DeepMind’s Gemini Robotics 1.5 Brings Thinking AI to Physical Robots

Google DeepMind Blog •
×

Google’s DeepMind team unveiled Gemini Robotics 1.5, a vision‑language‑action model that lets robots translate visual cues and spoken instructions into precise motor commands. The system can think through a task before acting, explaining its reasoning in natural language. This capability opens the door to reliable, multi‑step automation in everyday settings for industry and home with unprecedented flexibility in every environment today.

Complementing the action model, Gemini Robotics‑ER 1.5 serves as a high‑level planner that reasons about space, calls digital tools like Google Search, and drafts multi‑step plans. Trained on 15 academic benchmarks, it tops state‑of‑the‑art scores on Point‑Bench, RefSpatial, and RoboSpatial‑VQA, proving its grasp of embodied reasoning across diverse robotics scenarios, enabling seamless task execution today.

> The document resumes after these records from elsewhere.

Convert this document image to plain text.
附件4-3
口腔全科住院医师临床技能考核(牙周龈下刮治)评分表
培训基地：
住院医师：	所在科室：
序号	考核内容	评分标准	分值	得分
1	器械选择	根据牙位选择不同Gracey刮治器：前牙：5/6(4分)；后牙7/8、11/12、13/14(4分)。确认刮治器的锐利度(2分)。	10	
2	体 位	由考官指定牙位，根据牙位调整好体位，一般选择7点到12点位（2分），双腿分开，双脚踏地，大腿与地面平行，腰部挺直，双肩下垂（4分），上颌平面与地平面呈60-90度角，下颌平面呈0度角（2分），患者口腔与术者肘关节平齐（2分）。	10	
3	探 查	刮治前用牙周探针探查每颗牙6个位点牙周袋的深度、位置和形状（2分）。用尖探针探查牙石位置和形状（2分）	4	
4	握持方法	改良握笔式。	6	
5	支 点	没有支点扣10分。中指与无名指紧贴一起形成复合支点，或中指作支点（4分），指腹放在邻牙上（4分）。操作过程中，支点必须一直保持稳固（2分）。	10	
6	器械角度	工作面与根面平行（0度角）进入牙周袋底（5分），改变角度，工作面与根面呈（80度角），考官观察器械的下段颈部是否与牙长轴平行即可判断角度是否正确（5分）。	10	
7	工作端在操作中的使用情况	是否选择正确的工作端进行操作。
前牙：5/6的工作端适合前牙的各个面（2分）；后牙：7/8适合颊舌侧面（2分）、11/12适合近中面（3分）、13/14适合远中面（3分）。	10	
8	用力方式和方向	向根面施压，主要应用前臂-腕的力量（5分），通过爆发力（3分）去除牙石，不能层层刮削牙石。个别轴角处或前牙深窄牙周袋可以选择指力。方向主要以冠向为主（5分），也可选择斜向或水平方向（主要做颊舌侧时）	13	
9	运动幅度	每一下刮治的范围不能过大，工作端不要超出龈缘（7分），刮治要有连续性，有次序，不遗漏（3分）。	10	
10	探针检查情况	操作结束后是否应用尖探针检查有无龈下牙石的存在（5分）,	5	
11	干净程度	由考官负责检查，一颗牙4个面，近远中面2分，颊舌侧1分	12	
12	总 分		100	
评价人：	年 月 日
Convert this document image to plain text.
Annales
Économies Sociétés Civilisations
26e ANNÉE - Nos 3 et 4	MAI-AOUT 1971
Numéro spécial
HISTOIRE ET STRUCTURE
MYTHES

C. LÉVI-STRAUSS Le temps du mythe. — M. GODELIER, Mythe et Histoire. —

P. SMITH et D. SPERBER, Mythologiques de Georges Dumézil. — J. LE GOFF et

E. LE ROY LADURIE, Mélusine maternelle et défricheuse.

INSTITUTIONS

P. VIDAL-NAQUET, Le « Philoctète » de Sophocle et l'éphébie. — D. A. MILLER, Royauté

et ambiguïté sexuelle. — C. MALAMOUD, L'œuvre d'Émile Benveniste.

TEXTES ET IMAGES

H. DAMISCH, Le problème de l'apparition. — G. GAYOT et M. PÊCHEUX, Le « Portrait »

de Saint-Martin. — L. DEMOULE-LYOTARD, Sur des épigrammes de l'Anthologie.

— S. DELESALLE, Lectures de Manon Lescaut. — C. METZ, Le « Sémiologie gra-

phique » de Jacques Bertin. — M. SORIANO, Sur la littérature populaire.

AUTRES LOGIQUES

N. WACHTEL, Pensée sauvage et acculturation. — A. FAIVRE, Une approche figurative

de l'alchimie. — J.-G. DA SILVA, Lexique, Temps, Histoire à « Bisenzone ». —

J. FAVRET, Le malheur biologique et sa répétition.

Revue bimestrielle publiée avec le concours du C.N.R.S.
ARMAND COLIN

Developers can now access Gemini Robotics‑ER 1.5 through the Gemini API in Google AI Studio, while select partners experiment with the full 1.5 stack. By learning motions across different robot embodiments, the system accelerates skill acquisition and reduces the need for model retraining when deploying on new hardware and ensures consistent performance across platforms today.

Safety remains a priority; the team released an upgraded ASIMOV benchmark to test semantic safety, adding new video modalities and tail‑coverage questions. Early trials show the models obey collision‑avoidance sub‑systems and maintain respectful human dialogue, laying groundwork for responsible deployment in public spaces at scale.